EMM : En tant qu’illustrateur de bandes dessinées, quel est votre lien avec le cinéma, alors que vous composez avec des images statiques qui doivent progressivement suggérer le mouvement ?

J-PE : Dans mes derniers albums, dont La femme aux cartes postales surtout, j’ai un langage très inspiré du cinéma où certaines cases reprennent certains mouvements de caméra. La forme des cases peuvent aussi rappeler la forme de l’écran. Même si je n’y ai jamais travaillé, j’ai justement fait des études en dessin animé. 

Extrait de La femme aux cartes postales (Courtoisie Jean-Paul Eid/Éditions de La Pastèque)

EMM : À l’instar du cinéma ou de la littérature, peut-on considérer la BD comme un média engagé, selon vous ? Votre album Le petit astronaute en est-il un exemple, avec ses planches dénonçant les réactions parfois moqueuses face au handicap ?

J-PE : Complètement. Cette BD qui parle d’inclusion a justement eu un impact international. Je rencontre aujourd’hui des étudiants en vidéoconférence qui viennent d’Allemagne, du Brésil, du Mexique… On m’a même invité à une table de concertation sur l’inclusion en garderie. 

Certains parents d’enfants handicapés, qui l’ont lu, m’ont dit qu’ils avaient acheté 10 albums. Au lieu d’expliquer leur vie, ils donnent cette BD à leur entourage. Bien que je ne fasse pas une thèse politique dans cette BD, elle véhicule tout de même des principes importants qui méritent d’être défendus. 
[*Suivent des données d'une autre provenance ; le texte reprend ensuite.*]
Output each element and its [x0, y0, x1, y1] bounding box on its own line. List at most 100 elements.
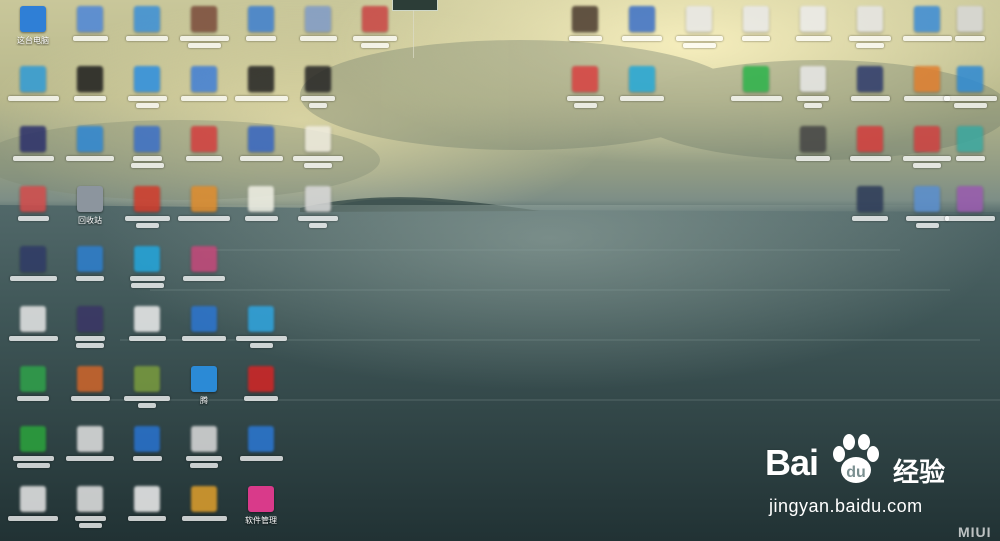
obscured-label — [190, 463, 218, 468]
desktop-icon[interactable] — [2, 122, 64, 180]
desktop-icon[interactable] — [230, 122, 292, 180]
desktop-icon[interactable] — [2, 62, 64, 120]
desktop-icon[interactable] — [725, 2, 787, 60]
desktop-icon[interactable] — [173, 242, 235, 300]
desktop-icon[interactable] — [725, 62, 787, 120]
desktop-icon[interactable] — [939, 2, 1000, 60]
app-icon — [191, 186, 217, 212]
desktop-icon[interactable] — [782, 2, 844, 60]
desktop-icon[interactable] — [839, 122, 901, 180]
desktop-icon[interactable] — [116, 302, 178, 360]
desktop-icon[interactable] — [116, 182, 178, 240]
desktop-icon[interactable] — [230, 2, 292, 60]
desktop-icon[interactable] — [939, 62, 1000, 120]
desktop-icon[interactable] — [116, 62, 178, 120]
desktop-icon[interactable] — [839, 62, 901, 120]
desktop-icon[interactable] — [59, 422, 121, 480]
app-icon — [305, 186, 331, 212]
desktop-icon[interactable]: 软件管理 — [230, 482, 292, 540]
app-icon — [77, 366, 103, 392]
desktop-icon[interactable] — [611, 62, 673, 120]
desktop-icon[interactable] — [782, 62, 844, 120]
desktop-icon[interactable] — [173, 302, 235, 360]
obscured-label — [179, 36, 229, 41]
desktop-icon[interactable] — [554, 62, 616, 120]
desktop-icon[interactable] — [2, 242, 64, 300]
desktop-icon[interactable] — [59, 242, 121, 300]
desktop-icon[interactable] — [668, 2, 730, 60]
desktop-icon[interactable] — [554, 2, 616, 60]
obscured-label — [568, 36, 602, 41]
obscured-label — [124, 396, 170, 401]
obscured-label — [797, 96, 829, 101]
app-icon — [20, 186, 46, 212]
app-icon — [800, 66, 826, 92]
desktop-icon[interactable] — [344, 2, 406, 60]
desktop-icon[interactable] — [2, 362, 64, 420]
desktop-icon[interactable]: 腾 — [173, 362, 235, 420]
desktop-icon[interactable] — [2, 302, 64, 360]
app-icon — [914, 66, 940, 92]
desktop-icon[interactable] — [287, 2, 349, 60]
desktop-icon[interactable]: 这台电脑 — [2, 2, 64, 60]
app-icon — [686, 6, 712, 32]
obscured-label — [573, 103, 597, 108]
desktop-icon[interactable] — [59, 62, 121, 120]
obscured-label — [135, 103, 159, 108]
desktop-icon[interactable] — [230, 182, 292, 240]
desktop-icon[interactable] — [173, 2, 235, 60]
miui-corner-mark: MIUI — [958, 524, 992, 540]
desktop-icon[interactable] — [116, 362, 178, 420]
desktop-icon[interactable] — [939, 182, 1000, 240]
desktop-icon[interactable] — [230, 362, 292, 420]
desktop-icon[interactable] — [116, 2, 178, 60]
obscured-label — [796, 156, 830, 161]
obscured-label — [130, 283, 164, 288]
desktop-icon[interactable] — [173, 422, 235, 480]
desktop-icon[interactable] — [173, 122, 235, 180]
desktop-icon[interactable] — [116, 122, 178, 180]
desktop-icon[interactable] — [116, 422, 178, 480]
desktop-icon[interactable] — [287, 62, 349, 120]
desktop-icon[interactable] — [611, 2, 673, 60]
app-icon — [191, 126, 217, 152]
desktop-icon[interactable] — [59, 482, 121, 540]
app-icon — [191, 366, 217, 392]
desktop-icon[interactable] — [939, 122, 1000, 180]
obscured-label — [849, 36, 891, 41]
app-icon — [800, 126, 826, 152]
desktop-icon[interactable] — [116, 242, 178, 300]
desktop-icon[interactable] — [2, 182, 64, 240]
desktop-icon[interactable] — [173, 182, 235, 240]
desktop-icon[interactable] — [116, 482, 178, 540]
app-icon — [957, 126, 983, 152]
obscured-label — [132, 456, 162, 461]
baidu-paw-icon: du — [833, 434, 879, 483]
obscured-label — [135, 223, 159, 228]
desktop-icon[interactable] — [59, 302, 121, 360]
desktop-icon[interactable] — [59, 122, 121, 180]
desktop-icon[interactable] — [230, 422, 292, 480]
desktop-icon[interactable] — [2, 482, 64, 540]
obscured-label — [856, 43, 884, 48]
desktop-icon[interactable] — [782, 122, 844, 180]
desktop-icon[interactable] — [59, 362, 121, 420]
desktop-icon[interactable]: 回收站 — [59, 182, 121, 240]
desktop-icon[interactable] — [230, 62, 292, 120]
desktop-icon[interactable] — [287, 182, 349, 240]
desktop-icon[interactable] — [839, 2, 901, 60]
obscured-label — [178, 216, 230, 221]
desktop-icon[interactable] — [287, 122, 349, 180]
app-icon — [77, 246, 103, 272]
app-icon — [20, 246, 46, 272]
obscured-label — [16, 463, 50, 468]
obscured-label — [309, 223, 327, 228]
desktop-icon[interactable] — [173, 62, 235, 120]
obscured-label — [8, 336, 58, 341]
desktop-icon[interactable] — [173, 482, 235, 540]
obscured-label — [301, 96, 335, 101]
desktop-icon[interactable] — [230, 302, 292, 360]
desktop-icon[interactable] — [59, 2, 121, 60]
desktop-icon[interactable] — [2, 422, 64, 480]
desktop-icon[interactable] — [839, 182, 901, 240]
La place de la BD a évolué. À une époque, elle n’était pas prise au sérieux et était considérée comme illégitime par rapport à la littérature. Aujourd’hui, certaines BD peuvent avoir leur importance au même titre qu’un essai ou qu’une enquête journalistique.

EMM : Quels sont vos prochains projets créatifs ? 

J-PE : Je travaille actuellement au scénario d’une BD sur le milieu du cinéma québécois avec Claude Paiement, avec qui j’avais travaillé sur La femme aux cartes postales, qui devrait sortir en 2025. Je travaille également au scénario de l’adaptation cinématographique de ma BD Le petit astronaute. C’est un projet très long, la sortie du film est prévue pour dans quelques années.